Yes go. Personally I have found that when there has been a big decision I've wanted to just bury my head. But deep down it's the right thing to do, and despite those feelings once I force myself to go through with it then I find it was right and I feel at peace. Good luck

PeekabooAtTheZoo · 13/09/2022 22:20

It's called love-bombing. It's in the Dickhead Arsehole's Playbook on page 1. He's trying to bring you back into the fold so he can carry on being a twat and he's not very good at it.

PeekabooAtTheZoo · 13/09/2022 22:22

Your response is based on the fact you think the good things are the "real him" on some level and that he can be the nice person again all the time when the opposite is true. It's really hard to leave someone when they're putting this act on, even intermittently, because the nice side of him is the "reward" your brain is conditioned to crave.
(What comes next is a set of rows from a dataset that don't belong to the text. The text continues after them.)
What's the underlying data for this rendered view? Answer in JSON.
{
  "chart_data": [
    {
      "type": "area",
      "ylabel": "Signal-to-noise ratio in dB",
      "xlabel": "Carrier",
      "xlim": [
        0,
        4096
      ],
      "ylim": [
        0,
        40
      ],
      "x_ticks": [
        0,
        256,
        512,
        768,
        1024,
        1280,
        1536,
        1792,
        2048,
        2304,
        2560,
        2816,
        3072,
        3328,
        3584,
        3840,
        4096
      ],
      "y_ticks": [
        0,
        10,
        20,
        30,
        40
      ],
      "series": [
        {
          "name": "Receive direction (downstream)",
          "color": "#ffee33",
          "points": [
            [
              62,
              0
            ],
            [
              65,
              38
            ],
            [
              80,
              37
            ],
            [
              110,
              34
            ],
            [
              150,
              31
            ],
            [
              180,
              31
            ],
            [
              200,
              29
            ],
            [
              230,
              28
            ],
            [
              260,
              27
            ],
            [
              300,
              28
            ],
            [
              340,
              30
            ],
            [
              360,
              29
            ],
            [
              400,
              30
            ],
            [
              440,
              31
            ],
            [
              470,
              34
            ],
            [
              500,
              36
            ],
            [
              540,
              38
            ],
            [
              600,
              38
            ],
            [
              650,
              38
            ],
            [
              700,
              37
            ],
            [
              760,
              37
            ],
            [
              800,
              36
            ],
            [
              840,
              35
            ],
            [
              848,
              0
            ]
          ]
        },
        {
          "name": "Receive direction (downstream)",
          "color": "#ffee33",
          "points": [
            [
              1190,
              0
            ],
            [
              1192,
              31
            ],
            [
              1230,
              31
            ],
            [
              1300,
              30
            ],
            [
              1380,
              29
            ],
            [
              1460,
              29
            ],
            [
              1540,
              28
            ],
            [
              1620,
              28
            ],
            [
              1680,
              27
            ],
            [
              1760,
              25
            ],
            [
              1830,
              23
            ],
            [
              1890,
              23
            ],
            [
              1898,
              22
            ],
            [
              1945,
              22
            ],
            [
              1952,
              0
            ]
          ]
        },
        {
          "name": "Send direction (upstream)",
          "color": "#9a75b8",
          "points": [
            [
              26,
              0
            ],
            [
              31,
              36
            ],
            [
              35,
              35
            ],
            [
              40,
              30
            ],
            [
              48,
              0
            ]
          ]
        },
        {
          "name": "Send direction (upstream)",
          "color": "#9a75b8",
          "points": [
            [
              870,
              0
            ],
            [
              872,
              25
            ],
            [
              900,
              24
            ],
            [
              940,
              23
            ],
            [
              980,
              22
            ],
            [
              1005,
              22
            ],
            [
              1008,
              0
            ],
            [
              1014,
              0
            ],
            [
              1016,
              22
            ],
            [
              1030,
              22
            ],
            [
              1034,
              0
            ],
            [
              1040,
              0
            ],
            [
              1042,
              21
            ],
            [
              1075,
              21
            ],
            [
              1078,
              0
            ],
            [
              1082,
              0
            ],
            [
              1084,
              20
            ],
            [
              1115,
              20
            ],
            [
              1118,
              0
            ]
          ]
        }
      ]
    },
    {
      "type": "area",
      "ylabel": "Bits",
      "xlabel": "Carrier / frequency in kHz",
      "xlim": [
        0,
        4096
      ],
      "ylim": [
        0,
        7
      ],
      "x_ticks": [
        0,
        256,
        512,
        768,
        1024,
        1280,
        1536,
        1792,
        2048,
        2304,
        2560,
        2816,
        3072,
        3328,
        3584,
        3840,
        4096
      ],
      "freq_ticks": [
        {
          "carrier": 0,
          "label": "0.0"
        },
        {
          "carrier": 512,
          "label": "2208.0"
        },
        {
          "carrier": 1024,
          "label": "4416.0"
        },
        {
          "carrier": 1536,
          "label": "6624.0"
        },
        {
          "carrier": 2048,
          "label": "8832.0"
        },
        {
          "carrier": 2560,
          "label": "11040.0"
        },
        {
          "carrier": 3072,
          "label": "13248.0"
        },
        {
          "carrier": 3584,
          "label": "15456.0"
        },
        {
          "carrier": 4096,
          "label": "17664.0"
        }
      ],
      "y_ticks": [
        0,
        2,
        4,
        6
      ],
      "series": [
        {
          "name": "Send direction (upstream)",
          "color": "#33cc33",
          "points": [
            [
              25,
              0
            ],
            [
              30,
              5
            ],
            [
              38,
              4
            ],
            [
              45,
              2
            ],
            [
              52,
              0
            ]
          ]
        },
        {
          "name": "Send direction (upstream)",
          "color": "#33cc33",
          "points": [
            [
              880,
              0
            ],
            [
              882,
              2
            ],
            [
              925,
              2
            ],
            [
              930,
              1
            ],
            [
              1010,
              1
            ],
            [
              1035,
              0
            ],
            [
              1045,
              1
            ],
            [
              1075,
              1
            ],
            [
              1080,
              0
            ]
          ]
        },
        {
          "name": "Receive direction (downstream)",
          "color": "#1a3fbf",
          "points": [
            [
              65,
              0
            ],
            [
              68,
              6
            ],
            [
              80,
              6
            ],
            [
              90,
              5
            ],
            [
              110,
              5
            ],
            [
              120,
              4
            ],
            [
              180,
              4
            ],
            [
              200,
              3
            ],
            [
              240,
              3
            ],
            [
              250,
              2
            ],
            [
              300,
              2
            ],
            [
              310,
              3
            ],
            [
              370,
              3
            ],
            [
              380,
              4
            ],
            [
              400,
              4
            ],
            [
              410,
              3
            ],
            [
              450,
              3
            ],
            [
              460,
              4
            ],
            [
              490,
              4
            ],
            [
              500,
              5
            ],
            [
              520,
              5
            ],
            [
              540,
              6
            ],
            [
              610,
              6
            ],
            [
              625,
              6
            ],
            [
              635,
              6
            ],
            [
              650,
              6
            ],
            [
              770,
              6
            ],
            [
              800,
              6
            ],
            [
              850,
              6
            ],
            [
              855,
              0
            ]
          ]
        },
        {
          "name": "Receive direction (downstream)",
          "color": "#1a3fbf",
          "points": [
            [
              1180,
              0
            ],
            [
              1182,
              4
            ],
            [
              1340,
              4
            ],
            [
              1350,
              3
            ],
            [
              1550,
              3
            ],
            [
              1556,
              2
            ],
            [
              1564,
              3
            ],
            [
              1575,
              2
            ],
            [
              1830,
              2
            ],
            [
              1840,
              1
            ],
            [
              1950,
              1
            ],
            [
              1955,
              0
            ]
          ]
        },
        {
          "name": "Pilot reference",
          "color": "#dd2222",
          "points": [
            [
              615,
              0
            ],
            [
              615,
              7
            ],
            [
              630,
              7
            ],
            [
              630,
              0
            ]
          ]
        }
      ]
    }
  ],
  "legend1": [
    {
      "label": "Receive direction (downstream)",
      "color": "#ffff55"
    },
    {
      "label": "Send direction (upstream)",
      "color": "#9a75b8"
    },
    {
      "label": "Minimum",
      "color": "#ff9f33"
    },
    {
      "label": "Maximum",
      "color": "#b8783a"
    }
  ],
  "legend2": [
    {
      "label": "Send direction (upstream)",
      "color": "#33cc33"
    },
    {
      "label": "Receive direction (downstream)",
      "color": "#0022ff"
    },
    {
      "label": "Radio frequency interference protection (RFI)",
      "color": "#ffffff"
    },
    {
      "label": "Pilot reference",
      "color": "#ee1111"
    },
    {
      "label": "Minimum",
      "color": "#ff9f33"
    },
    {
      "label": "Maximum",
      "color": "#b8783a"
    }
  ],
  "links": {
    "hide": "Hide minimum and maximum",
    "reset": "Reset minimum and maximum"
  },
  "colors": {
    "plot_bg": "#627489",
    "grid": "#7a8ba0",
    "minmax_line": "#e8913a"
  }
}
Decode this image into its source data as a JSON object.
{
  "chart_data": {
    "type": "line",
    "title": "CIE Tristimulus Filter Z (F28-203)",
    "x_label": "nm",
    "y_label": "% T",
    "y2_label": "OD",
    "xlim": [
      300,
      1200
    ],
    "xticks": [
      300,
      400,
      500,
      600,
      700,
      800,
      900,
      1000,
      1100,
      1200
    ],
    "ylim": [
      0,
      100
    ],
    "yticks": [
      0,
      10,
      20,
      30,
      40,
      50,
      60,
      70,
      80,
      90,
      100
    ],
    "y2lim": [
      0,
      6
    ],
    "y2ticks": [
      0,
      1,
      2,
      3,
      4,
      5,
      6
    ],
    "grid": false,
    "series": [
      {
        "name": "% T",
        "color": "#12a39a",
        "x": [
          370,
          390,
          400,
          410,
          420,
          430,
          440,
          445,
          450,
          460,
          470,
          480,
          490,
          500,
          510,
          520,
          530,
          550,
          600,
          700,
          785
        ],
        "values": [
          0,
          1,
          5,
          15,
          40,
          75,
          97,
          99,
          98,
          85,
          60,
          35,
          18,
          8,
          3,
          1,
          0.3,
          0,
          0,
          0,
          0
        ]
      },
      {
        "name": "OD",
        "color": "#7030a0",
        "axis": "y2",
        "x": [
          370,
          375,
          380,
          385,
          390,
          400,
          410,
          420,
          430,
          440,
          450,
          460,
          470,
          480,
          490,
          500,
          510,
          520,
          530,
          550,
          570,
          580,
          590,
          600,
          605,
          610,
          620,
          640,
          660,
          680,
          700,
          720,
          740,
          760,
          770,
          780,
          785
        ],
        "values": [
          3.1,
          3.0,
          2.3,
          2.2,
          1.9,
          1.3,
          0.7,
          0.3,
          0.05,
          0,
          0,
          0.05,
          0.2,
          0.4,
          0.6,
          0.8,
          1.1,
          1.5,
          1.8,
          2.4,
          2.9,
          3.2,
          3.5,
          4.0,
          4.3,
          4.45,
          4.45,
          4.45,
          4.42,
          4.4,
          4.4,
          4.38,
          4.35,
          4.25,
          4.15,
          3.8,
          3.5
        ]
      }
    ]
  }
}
TwowaystoUrmston · 13/09/2022 22:28

You can't see it because you're in the middle of it but going to that rental is the answer to everything you have written. You can't possibly think clearly or work out how you actually feel with the chaos of his behaviour going on around you, please go, as soon as you can.

I suspect once you're there and you've closed the front door for the first time you will feel a massive sense of relief, and that will tell you all you need to know about whether you're right to leave him. But you have to make that leap, and you can't go on as you are can you?

carefullycourageous · 13/09/2022 22:29

Go for one night as a first step to get your head together. He is behaving badly, you need space. Hopefully after one night of peace, you will be happy to stay there.

Eleyne · 19/09/2022 16:40

I'm so sorry you are going through this. Has this method of influencing you worked in the past? If it has it's a pattern and you need to break it. Change the way you react.
Ask a friend for help about how to reciprocate and rehearse it again and again in your mind. You have to fake it until you make it.
Just try and remember how he makes you feel, is that what you want for the rest of your life?
You deserve better. He needs to treat you better. It's your choice to make - a hard one, but take one step at a time.
Move out, take your time, make a decision when you are calmer. When I lived by myself I found the person I really wanted to be. The person I wasn't for a very long time. I hope you find that clarity too (whichever path you choose). Wishing you good luck, strength, hope, and happiness.